According to several research studies conducted on timetable scheduling from the '90s to the present, it has used technologies such as Operational Methods, Human-Machine Interaction and Artificial Intelligence (AI). Over the years, researchers have used a variety of ways to develop ‘optimal’ timetabling solutions based on a set of criteria. According to Dennise Adrianto’s (2013)[1] research, AI may be defined as a system capable of completing transactions with the help of ‘schedule’ scheduling. Regardless of the technology employed, the most frequent method of scheduling timetables is to apply limits and schedule resources accordingly. When it comes to collecting hard and soft constraints in various settings, all of these methods have varied efficiency. Time table management approaches use fast computing abilities on different optimization methods such as Particle Swarm Optimization (PSO), Genetic Algorithm (GA), Tabu Search (TS), Ant Colony System (ACS), Fuzzy Logic (FL), Simulated Annealing (SA), etc are used along with the different algorithm types like Metaheuristic and Memetic Algorithms.[2]
A research approach named Automated Scheduling System for University Lectures and Examinations, conducted by Arikpo and Okokon (2018)[3], mentions a basic strategy based on Genetic Algorithms (GA) and Evolutionary Algorithms (EA). As a Genetic The problem will be represented in a sequence of bit strings modified by the algorithm, while in Evolutionary Algorithms, the decision variables and problem functions will be employed directly. A mathematical programming model for faculty lecture assignments is established in this study, with each variable representing a full instructor schedule and the issue phrased as a sequence of partitioning problems with side constraints. The approach to system design is based on Object-Oriented Analysis and Design (OOAD). The primary users of the system are department admin, students or lecturers and faculty admin.
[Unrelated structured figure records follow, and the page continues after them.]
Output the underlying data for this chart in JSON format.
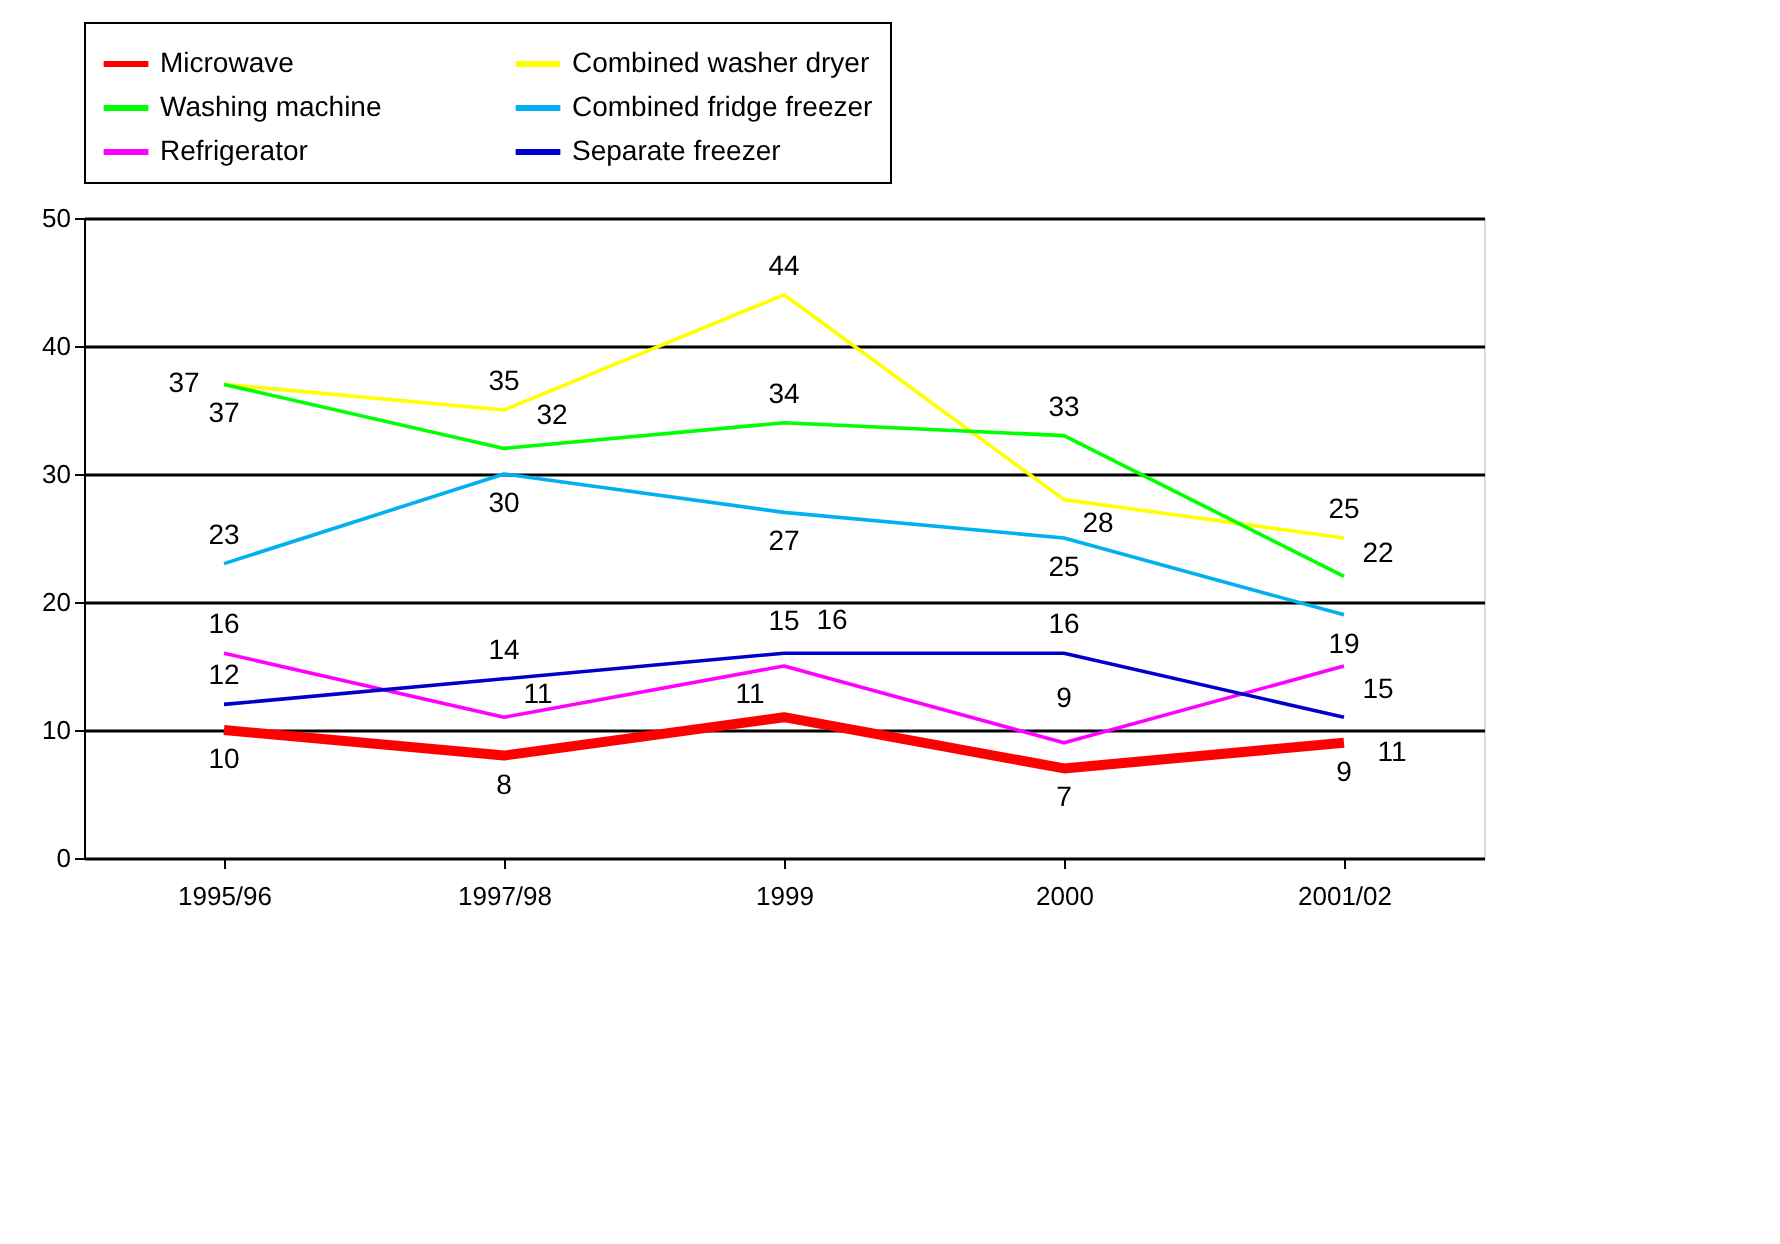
{
  "chart_data": {
    "type": "line",
    "categories": [
      "1995/96",
      "1997/98",
      "1999",
      "2000",
      "2001/02"
    ],
    "series": [
      {
        "name": "Microwave",
        "color": "#ff0000",
        "values": [
          10,
          8,
          11,
          7,
          9
        ]
      },
      {
        "name": "Combined washer dryer",
        "color": "#ffff00",
        "values": [
          37,
          35,
          44,
          28,
          25
        ]
      },
      {
        "name": "Washing machine",
        "color": "#00ff00",
        "values": [
          37,
          32,
          34,
          33,
          22
        ]
      },
      {
        "name": "Combined fridge freezer",
        "color": "#00b0f0",
        "values": [
          23,
          30,
          27,
          25,
          19
        ]
      },
      {
        "name": "Refrigerator",
        "color": "#ff00ff",
        "values": [
          16,
          11,
          15,
          9,
          15
        ]
      },
      {
        "name": "Separate freezer",
        "color": "#0000cc",
        "values": [
          12,
          14,
          16,
          16,
          11
        ]
      }
    ],
    "ylim": [
      0,
      50
    ],
    "yticks": [
      0,
      10,
      20,
      30,
      40,
      50
    ],
    "grid": "y",
    "legend": "top",
    "data_labels": true,
    "marker": "none",
    "line_style": "solid"
  }
}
The department admins can access the cases such as scheduling lectures, registering courses, venues and changing the credentials of users, while faculty admins can register for a department and venues. On the other hand, students and lecturers can only view the timetable. Because they express numerous timetabling difficulties formally and propose diverse solutions for them, this methodology falls within the graph colouring method outlined above. Arikpo and Okokon (2018)[3] used an object-oriented analysis and design method, employing the unified modelling language and Java Enterprise Edition version 6 as the backend database system. They could generate a timetable that resolved lecture room and time issues using random lecture schedules while still satisfying their constraints.
As Ilham, Saat and Rahman (2017)[4] mentioned in their research on Auto-Generate Scheduling systems based on expert systems, Particle Swarm Optimization (PSO) is a population-based algorithm but possesses poor local optima which affects its global searching abilities. So, they suggest hybrid methods such as Particle Swarm Optimization with Tabu Search to improve efficiency and accuracy. The proposed Auto-Generated Scheduling System (AGSS) by Ilham, Saat and Rahman (2017)[4] is an Artificial Intelligence Expert System in which the information number of lecturers, and list of lecture rooms and courses are input to generate a timetable automatically. This AGSS method can be named an AI-based expert system with user customisation and a user-friendly User Interface (UI) to develop an auto-generated timetable. First, the system is fed with the lecture lists, lecture room lists with the special requests and user customization settings through bridging the database, the expert Al system will output the lecturer’s timetable, student's timetable, course timetable and lecture room timetables separately. The main coding language used here is Visual Basic to develop AGSS and GUI. Another research carried out by Dennise Adrianto (2013)[1] a comparison Using Particle Swarm Optimization and Genetic Algorithm for Automatic Timetable Scheduling by using another method of Artificial intelligence named Particle Swarm Optimization (PSO). In PSO, the solution for an optimization problem is sought by using several particles (solutions) that are constituted with swarms moving around the searching place looking for the best solution. Simply, it is a computational method which optimises the problem based on the movement and intelligence of swamps, iteratively trying to create a solution. It’s been concluded that timetable scheduling can be efficiently done through human and computer interaction with the methods of computation and AI. The studies have found few primary as well as secondary methods including AI and computation, such as Sequential Methods, Cluster Methods, Constraint-Based Methods and Metaheuristic Methods.